Maybe the root of this lies in the fact that I am not an uber-cyclist. I don’t normally hammer out rides averaging 23+ MPH. I’m typically a little slower, generally riding in the 18-20 MPH range depending upon a number of factors (such as wind direction, my motivation, etc).
So last night I had a scheduled 20-mile ride. Instead of a steady-pace ride, I decided to do what I’ll call a “bike fartlek.” I’m sure that the phrase “bike fartlek” is not a technically-correct phrase, but I suspect you get the idea….alternating hard efforts with easier efforts.
My normal route is an out & back loop. On the way out, I completed three hard effort segments offset by three easier efforts. When I reached my turn-around, another cyclist was heading my way. After I turned around, he was only a couple hundred yards in front of me.
Immediately, my “hunter” instincts kicked in. I wanted to chase him down and destroy him.
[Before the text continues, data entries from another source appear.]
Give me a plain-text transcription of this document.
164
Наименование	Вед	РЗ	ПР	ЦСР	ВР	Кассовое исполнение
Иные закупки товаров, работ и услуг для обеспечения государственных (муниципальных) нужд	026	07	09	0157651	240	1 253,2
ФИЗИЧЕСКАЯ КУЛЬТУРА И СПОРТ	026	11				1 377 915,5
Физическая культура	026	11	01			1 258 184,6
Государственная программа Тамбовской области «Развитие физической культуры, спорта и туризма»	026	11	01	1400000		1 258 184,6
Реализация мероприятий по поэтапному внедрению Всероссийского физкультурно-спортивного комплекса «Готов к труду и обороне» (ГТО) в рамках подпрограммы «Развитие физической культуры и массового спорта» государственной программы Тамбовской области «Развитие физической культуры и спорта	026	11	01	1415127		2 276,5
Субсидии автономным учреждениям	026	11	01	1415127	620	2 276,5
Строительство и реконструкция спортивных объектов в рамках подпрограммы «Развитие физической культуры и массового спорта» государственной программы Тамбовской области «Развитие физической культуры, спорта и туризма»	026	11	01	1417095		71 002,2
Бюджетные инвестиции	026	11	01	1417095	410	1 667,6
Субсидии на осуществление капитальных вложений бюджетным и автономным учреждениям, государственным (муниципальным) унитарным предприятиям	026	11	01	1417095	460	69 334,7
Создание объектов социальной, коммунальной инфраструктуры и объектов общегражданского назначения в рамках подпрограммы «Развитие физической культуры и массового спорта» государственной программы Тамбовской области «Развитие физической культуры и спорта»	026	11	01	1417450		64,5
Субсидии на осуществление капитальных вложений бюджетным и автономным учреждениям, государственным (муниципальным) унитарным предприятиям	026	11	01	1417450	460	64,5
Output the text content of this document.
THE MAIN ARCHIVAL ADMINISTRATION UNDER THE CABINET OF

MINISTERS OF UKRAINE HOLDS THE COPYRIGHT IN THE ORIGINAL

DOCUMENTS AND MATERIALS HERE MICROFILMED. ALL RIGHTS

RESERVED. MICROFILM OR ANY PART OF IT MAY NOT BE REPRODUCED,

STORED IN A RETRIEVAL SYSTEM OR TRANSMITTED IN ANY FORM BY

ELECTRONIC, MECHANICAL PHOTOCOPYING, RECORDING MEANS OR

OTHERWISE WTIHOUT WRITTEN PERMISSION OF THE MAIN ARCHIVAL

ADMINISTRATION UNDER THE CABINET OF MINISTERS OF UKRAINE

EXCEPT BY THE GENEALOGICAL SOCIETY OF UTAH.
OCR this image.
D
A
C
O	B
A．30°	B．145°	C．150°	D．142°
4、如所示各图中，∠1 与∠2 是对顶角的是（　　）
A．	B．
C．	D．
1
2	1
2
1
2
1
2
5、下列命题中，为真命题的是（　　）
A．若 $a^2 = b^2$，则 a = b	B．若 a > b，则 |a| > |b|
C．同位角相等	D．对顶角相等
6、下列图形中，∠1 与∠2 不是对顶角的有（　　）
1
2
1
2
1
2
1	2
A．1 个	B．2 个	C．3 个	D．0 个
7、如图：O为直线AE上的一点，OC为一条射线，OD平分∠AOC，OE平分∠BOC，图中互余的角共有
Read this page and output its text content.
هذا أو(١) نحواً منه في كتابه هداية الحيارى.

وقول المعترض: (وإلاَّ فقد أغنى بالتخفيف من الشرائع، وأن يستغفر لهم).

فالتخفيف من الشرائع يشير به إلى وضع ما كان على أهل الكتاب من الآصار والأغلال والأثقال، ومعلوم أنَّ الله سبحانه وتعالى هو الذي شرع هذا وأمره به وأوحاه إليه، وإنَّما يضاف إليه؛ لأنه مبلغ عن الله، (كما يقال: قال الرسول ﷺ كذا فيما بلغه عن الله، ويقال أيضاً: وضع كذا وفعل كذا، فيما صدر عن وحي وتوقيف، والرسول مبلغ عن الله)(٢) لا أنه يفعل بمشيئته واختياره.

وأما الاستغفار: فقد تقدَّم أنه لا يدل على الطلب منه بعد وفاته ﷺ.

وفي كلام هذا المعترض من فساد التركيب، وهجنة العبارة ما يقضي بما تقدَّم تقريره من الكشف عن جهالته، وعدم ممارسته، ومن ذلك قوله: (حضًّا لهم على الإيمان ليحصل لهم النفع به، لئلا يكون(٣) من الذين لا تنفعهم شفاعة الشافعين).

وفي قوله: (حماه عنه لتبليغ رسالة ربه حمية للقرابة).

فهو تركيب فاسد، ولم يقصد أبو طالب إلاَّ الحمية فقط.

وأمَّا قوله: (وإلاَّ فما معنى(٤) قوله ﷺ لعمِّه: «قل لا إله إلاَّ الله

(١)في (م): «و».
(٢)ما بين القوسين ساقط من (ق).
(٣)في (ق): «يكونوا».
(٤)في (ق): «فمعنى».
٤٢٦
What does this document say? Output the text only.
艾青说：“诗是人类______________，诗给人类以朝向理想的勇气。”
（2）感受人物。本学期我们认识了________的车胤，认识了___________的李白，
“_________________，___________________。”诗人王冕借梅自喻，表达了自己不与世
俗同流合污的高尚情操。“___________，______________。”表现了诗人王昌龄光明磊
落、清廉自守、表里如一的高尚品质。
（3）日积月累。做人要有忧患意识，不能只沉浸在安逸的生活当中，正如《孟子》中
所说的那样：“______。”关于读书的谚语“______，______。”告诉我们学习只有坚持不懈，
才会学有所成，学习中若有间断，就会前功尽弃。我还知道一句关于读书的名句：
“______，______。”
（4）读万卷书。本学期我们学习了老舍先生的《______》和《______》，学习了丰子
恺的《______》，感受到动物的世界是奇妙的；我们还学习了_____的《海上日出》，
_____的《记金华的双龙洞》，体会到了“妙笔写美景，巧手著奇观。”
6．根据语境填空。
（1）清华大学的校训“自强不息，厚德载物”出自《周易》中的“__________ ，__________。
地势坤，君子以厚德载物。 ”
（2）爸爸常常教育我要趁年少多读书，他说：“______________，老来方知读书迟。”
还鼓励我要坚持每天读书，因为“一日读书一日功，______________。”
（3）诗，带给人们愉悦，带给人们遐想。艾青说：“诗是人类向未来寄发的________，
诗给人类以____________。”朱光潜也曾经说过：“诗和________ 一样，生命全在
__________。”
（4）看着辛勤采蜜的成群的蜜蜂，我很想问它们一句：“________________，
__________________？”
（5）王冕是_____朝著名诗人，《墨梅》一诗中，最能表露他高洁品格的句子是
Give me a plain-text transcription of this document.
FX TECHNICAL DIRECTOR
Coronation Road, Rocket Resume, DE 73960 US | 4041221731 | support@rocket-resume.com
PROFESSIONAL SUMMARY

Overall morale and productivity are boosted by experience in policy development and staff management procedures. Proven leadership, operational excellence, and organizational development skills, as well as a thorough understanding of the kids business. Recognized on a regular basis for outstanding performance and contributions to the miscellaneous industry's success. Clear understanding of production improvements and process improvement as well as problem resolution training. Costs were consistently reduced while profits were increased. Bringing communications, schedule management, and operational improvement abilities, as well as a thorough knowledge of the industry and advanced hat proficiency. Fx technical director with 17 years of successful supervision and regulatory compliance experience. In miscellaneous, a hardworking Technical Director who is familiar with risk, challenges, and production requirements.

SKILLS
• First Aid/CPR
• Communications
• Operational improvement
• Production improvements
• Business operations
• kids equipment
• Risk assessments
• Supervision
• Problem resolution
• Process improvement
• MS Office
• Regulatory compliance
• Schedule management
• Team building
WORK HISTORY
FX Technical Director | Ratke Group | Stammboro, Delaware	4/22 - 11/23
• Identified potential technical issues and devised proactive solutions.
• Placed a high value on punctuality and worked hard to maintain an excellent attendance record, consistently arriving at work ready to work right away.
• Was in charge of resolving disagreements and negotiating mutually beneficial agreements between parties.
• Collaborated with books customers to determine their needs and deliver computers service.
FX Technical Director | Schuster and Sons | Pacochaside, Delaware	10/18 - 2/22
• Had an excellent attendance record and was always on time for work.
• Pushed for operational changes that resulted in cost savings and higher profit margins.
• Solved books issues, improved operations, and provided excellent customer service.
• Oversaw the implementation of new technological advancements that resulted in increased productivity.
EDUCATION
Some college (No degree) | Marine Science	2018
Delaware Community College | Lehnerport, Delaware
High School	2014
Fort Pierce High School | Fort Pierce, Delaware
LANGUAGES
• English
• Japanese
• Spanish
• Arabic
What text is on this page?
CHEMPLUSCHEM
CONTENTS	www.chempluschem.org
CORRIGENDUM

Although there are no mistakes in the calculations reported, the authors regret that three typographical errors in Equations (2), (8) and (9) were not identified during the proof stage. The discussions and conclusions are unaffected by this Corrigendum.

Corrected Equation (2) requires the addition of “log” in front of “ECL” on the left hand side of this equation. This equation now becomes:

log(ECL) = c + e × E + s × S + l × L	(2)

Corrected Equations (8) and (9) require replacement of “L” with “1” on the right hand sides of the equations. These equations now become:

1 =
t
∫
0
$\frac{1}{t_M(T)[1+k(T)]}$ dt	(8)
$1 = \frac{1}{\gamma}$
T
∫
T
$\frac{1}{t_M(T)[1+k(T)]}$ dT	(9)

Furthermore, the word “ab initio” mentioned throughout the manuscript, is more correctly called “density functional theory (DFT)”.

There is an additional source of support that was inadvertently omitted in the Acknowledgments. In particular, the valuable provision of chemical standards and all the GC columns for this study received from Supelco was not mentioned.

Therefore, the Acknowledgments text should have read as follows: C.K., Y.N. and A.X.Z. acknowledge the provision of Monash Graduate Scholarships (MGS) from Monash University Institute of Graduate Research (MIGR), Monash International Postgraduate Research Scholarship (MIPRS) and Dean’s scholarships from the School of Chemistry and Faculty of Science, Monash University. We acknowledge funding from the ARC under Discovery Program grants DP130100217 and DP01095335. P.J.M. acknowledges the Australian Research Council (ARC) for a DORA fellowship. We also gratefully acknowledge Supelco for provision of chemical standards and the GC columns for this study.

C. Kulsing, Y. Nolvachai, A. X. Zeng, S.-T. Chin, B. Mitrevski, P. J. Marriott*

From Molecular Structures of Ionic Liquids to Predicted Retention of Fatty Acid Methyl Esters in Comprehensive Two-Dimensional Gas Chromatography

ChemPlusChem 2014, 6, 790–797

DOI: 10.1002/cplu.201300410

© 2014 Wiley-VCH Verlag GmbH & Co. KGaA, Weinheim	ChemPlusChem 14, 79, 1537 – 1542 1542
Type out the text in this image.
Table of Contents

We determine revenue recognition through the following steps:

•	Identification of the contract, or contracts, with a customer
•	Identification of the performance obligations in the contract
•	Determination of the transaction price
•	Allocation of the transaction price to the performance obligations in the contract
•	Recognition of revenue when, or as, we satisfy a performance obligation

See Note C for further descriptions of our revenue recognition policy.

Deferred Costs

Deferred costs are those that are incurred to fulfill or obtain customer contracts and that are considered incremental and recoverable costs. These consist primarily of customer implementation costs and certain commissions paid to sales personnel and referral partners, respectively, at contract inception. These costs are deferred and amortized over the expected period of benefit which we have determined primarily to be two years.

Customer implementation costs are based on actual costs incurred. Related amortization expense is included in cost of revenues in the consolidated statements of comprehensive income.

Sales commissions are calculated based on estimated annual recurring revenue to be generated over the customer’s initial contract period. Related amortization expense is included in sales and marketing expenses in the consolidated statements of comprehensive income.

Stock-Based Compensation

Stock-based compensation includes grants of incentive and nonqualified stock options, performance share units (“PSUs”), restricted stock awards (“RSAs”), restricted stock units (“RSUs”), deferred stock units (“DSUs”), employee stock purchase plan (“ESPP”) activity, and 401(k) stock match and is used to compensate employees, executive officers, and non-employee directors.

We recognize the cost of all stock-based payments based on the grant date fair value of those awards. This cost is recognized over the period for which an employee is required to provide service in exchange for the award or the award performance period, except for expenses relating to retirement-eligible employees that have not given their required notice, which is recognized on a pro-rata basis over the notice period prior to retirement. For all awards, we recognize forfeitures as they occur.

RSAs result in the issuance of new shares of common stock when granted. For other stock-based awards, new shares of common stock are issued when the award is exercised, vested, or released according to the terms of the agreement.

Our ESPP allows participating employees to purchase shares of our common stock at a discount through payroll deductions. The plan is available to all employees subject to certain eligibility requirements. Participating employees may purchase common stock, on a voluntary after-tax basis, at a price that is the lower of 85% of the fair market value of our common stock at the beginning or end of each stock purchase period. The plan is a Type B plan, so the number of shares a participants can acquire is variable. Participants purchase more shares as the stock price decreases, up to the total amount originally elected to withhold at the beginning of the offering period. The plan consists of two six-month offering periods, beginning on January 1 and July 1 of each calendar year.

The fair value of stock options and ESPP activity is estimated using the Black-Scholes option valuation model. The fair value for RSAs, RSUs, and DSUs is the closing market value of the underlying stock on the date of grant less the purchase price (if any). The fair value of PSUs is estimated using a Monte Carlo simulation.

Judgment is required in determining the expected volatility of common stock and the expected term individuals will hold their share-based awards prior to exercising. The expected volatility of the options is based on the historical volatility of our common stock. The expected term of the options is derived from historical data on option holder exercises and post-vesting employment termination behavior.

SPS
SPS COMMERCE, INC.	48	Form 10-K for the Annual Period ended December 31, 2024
I decided to do an extended, 5-mile hard effort segment. I passed him pretty quickly – and in addition to my normal “On your left” comment, I dropped a “have a great ride” with a shit-eating grin on him. Then I commenced to hammering. I kicked my speed right up to 22-23mph, and literally left him in the dust. I held that speed for all 5-miles (shocking, but true). At the end of my hard effort, I sat up, took a drink of water, and looked back to see where he was. I really expected him to be close – if it were me and some dude passed me, I would have tried to suck on his wheel and go with him. This guy? Nowhere to be found!
Of course, he could have pulled off the road into a neighborhood – or flatted – or really anything. But I like to think that I totally left the guy. That I out-cycled him for those 5 miles.
I felt shockingly good about it. Greedy almost – like I wanted to find another poor cyclist on the road so I could do the same thing. Alas, the only other person I saw on a bike after that was a woman riding a mountain bike (and no helmet) going about 2 mph. Not much of a confidence booster to pass her.
Still, at the end of my ride last night I was really satisfied. I had a good, hard ride and really felt – at least for those 5-miles – like I was a “real” cyclist.